Es, además, un caso que deben coger con pinzas. Porque nunca están muy claros los límites. ¿Debe prevalecer la intimidad de una persona refugiada en el anonimato o la reputación de alguien a quien se difama públicamente? Yo lo tengo claro: si uno insulta, que al menos dé la cara, que asuma las consecuencias y se atenga a los resultados. Ocultarte tras un pseudónimo o un nick para calumniar a terceros es un acto vil y cobarde. Estamos hartos de comprobarlo en los blogs. Dé usted la cara, insúlteme sin máscaras, y luego hablamos. Conozco a varios bloggers, casi todos poetas y escritores, que tienen que aguantar insultos anónimos a diario sólo porque les da por colgar un poema de su cosecha en su blog, es decir en su espacio, es decir en su territorio, es decir en su casa. O porque hablan bien de un amigo.

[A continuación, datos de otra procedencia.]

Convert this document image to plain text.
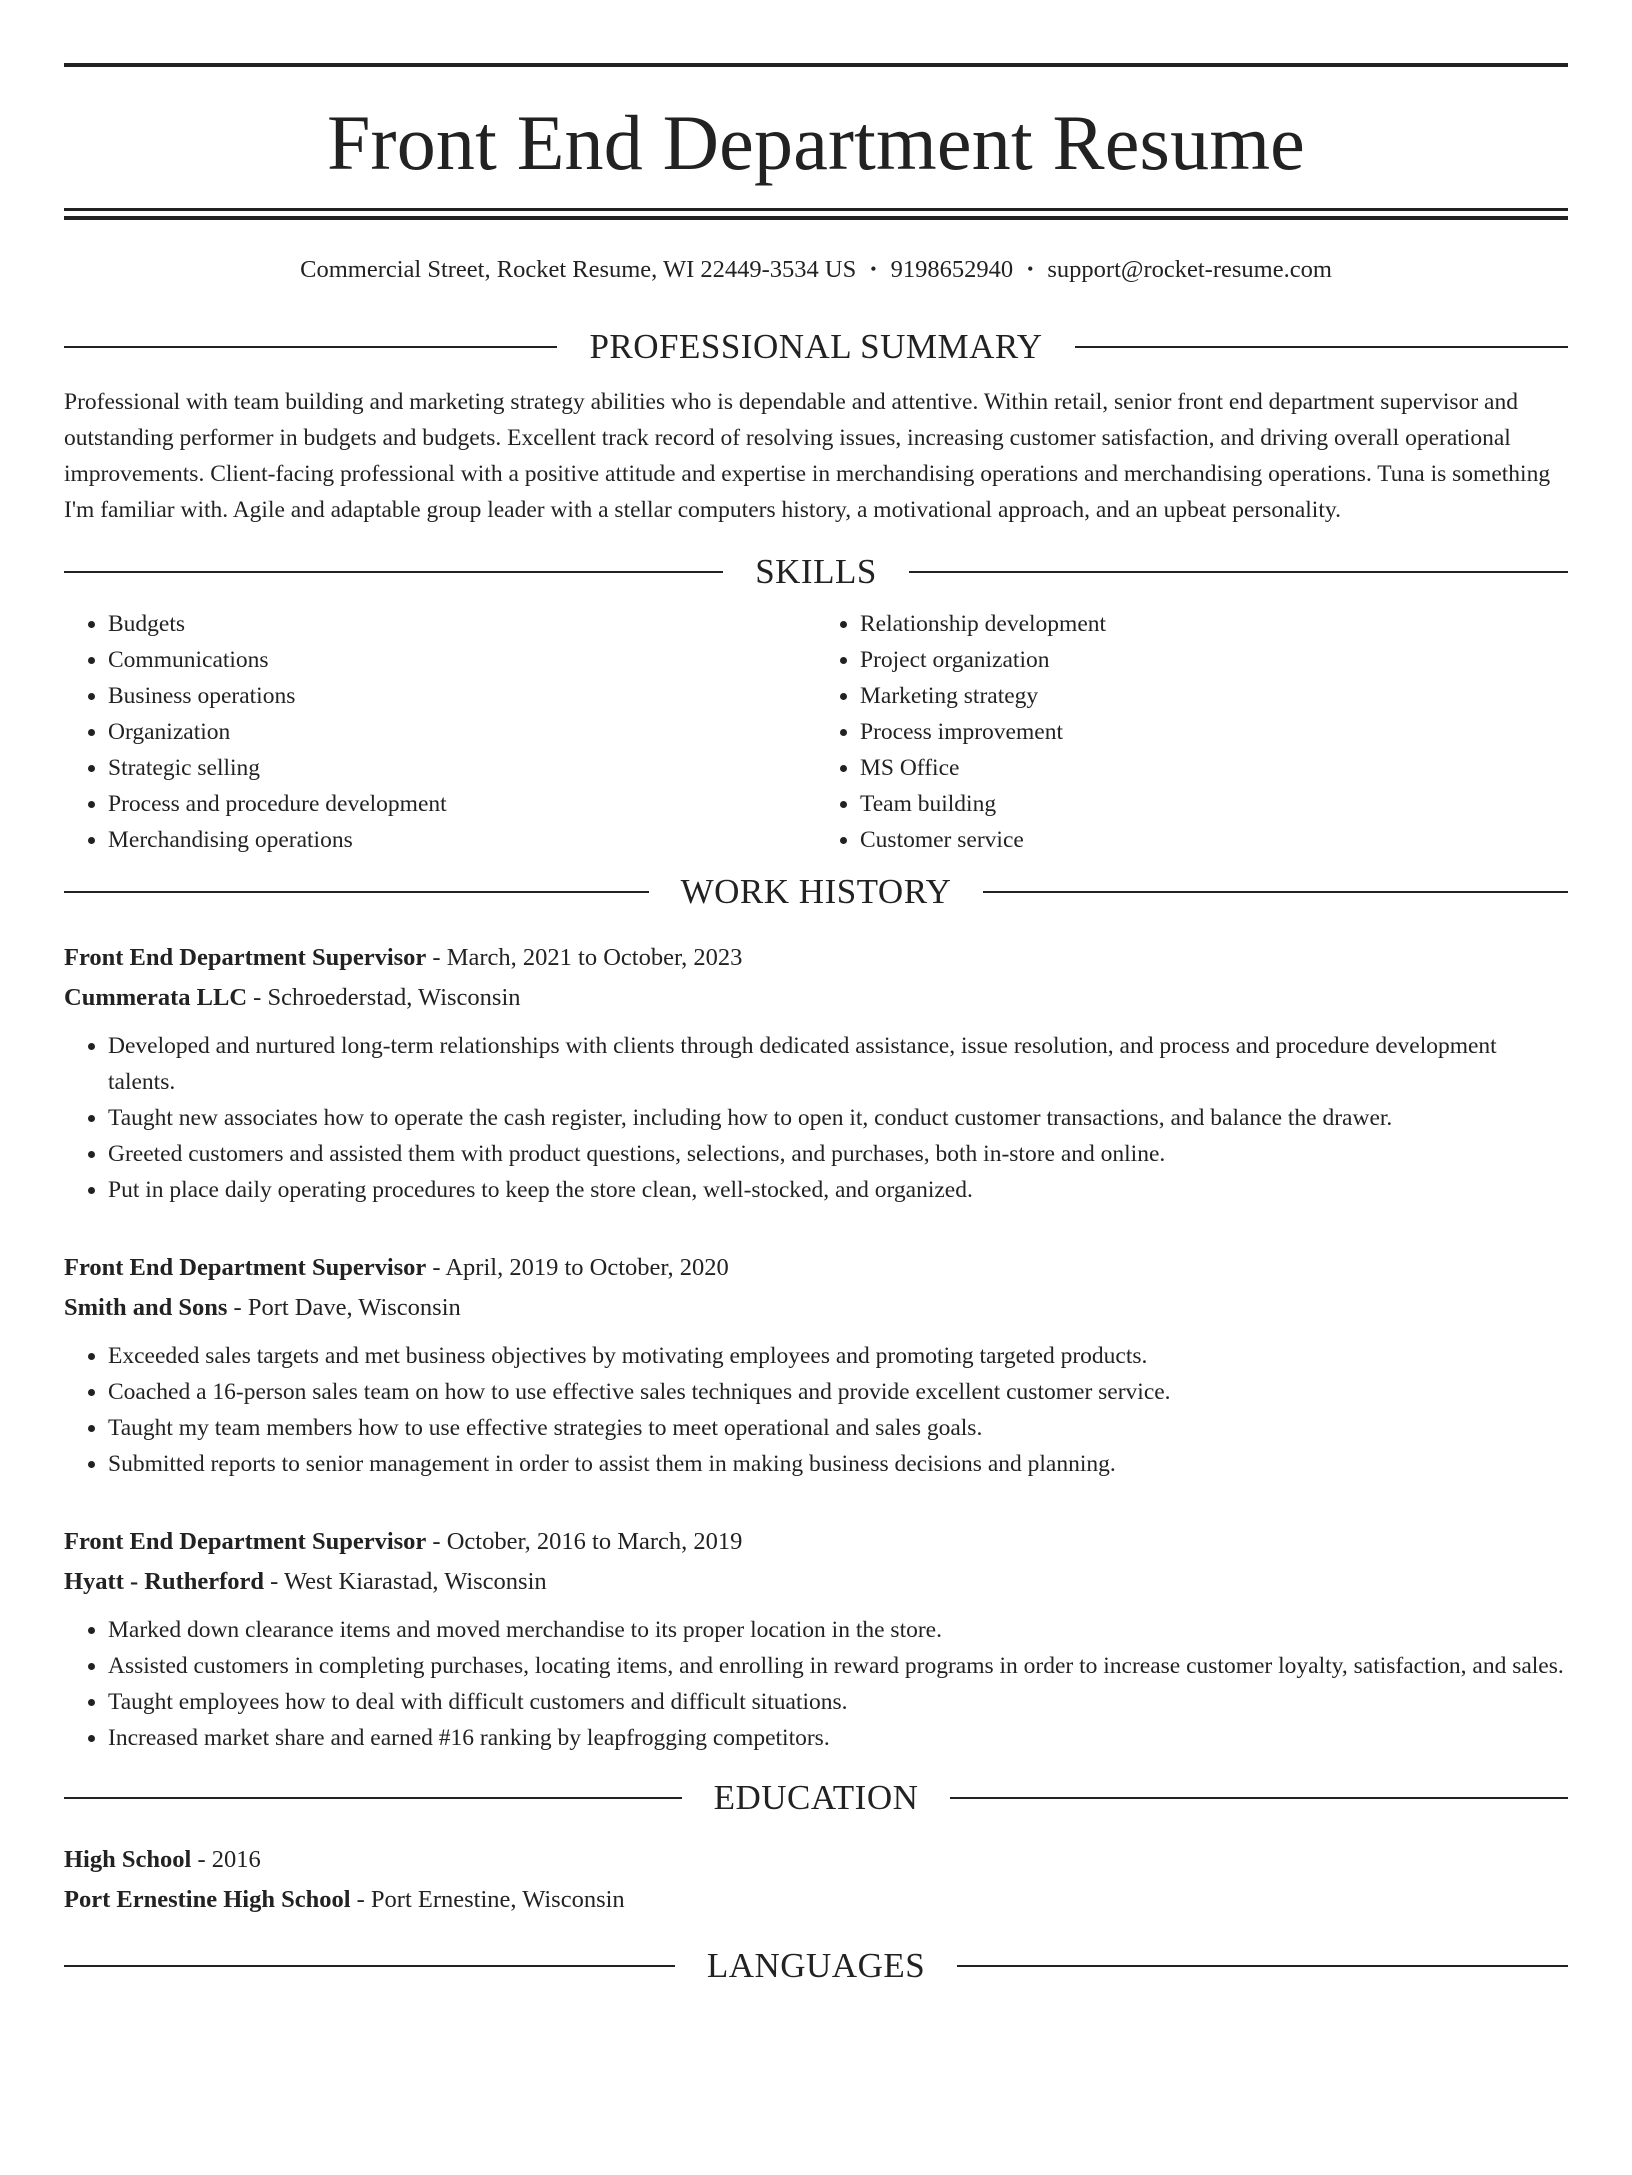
Front End Department Resume
Commercial Street, Rocket Resume, WI 22449-3534 US • 9198652940 • support@rocket-resume.com
PROFESSIONAL SUMMARY
Professional with team building and marketing strategy abilities who is dependable and attentive. Within retail, senior front end department supervisor and outstanding performer in budgets and budgets. Excellent track record of resolving issues, increasing customer satisfaction, and driving overall operational improvements. Client-facing professional with a positive attitude and expertise in merchandising operations and merchandising operations. Tuna is something I'm familiar with. Agile and adaptable group leader with a stellar computers history, a motivational approach, and an upbeat personality.
SKILLS
• Budgets
• Communications
• Business operations
• Organization
• Strategic selling
• Process and procedure development
• Merchandising operations
• Relationship development
• Project organization
• Marketing strategy
• Process improvement
• MS Office
• Team building
• Customer service
WORK HISTORY
Front End Department Supervisor - March, 2021 to October, 2023
Cummerata LLC - Schroederstad, Wisconsin
• Developed and nurtured long-term relationships with clients through dedicated assistance, issue resolution, and process and procedure development talents.
• Taught new associates how to operate the cash register, including how to open it, conduct customer transactions, and balance the drawer.
• Greeted customers and assisted them with product questions, selections, and purchases, both in-store and online.
• Put in place daily operating procedures to keep the store clean, well-stocked, and organized.
Front End Department Supervisor - April, 2019 to October, 2020
Smith and Sons - Port Dave, Wisconsin
• Exceeded sales targets and met business objectives by motivating employees and promoting targeted products.
• Coached a 16-person sales team on how to use effective sales techniques and provide excellent customer service.
• Taught my team members how to use effective strategies to meet operational and sales goals.
• Submitted reports to senior management in order to assist them in making business decisions and planning.
Front End Department Supervisor - October, 2016 to March, 2019
Hyatt - Rutherford - West Kiarastad, Wisconsin
• Marked down clearance items and moved merchandise to its proper location in the store.
• Assisted customers in completing purchases, locating items, and enrolling in reward programs in order to increase customer loyalty, satisfaction, and sales.
• Taught employees how to deal with difficult customers and difficult situations.
• Increased market share and earned #16 ranking by leapfrogging competitors.
EDUCATION
High School - 2016
Port Ernestine High School - Port Ernestine, Wisconsin
LANGUAGES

Y, en principio, no quieren poner trabas a la libertad de expresión, pero acaban hartos de trolls y la mayoría está ya moderando su bitácora para que aquello no se desmande. Me entusiasma internet y adoro sus infinitas posibilidades, pero aceptémoslo: la red también es refugio de chiflados, no sólo de gente creativa. Por cada uno que construye, aparecen veinte que destruyen. Gente envidiosa, tipos aburridos durante su horario de oficina, escritores frustrados, personas fanáticas, poetas que no logran publicar… Pedro Mairal trata el tema en una columna de Perfil.com y da en el clavo cuando escribe que: “Internet es el territorio más fértil que existe para la paranoia y la baja autoestima”. Tuve un profesor del que nos contaron una vez que denunció a un alumno que le insultó en plena calle. Si puedes defender tu honor en la calle, ¿por qué no en la red?
Me gusta lo que dice Enrique Dans (experto en internet y Profesor de Sistemas de Información en IE Business School) en su blog, hablando del caso: “El anonimato es, desde mi punto de vista, un derecho fundamental de las personas y en muchas ocasiones, como en el caso de regímenes políticos de naturaleza opresora o liberticida, una muy buena recomendación. Pero los derechos tienen sus límites, y normalmente esos límites suelen estar donde entran en conflicto con los derechos de otros. Una cosa es usar el anonimato para expresar opiniones, y otra hacerlo para acosar a una persona en concreto y perjudicar su reputación de manera directa (en este caso, la modelo afirma haber perdido contratos de representación de marcas debido a la imagen que este blog estaba proyectando sobre ella)”.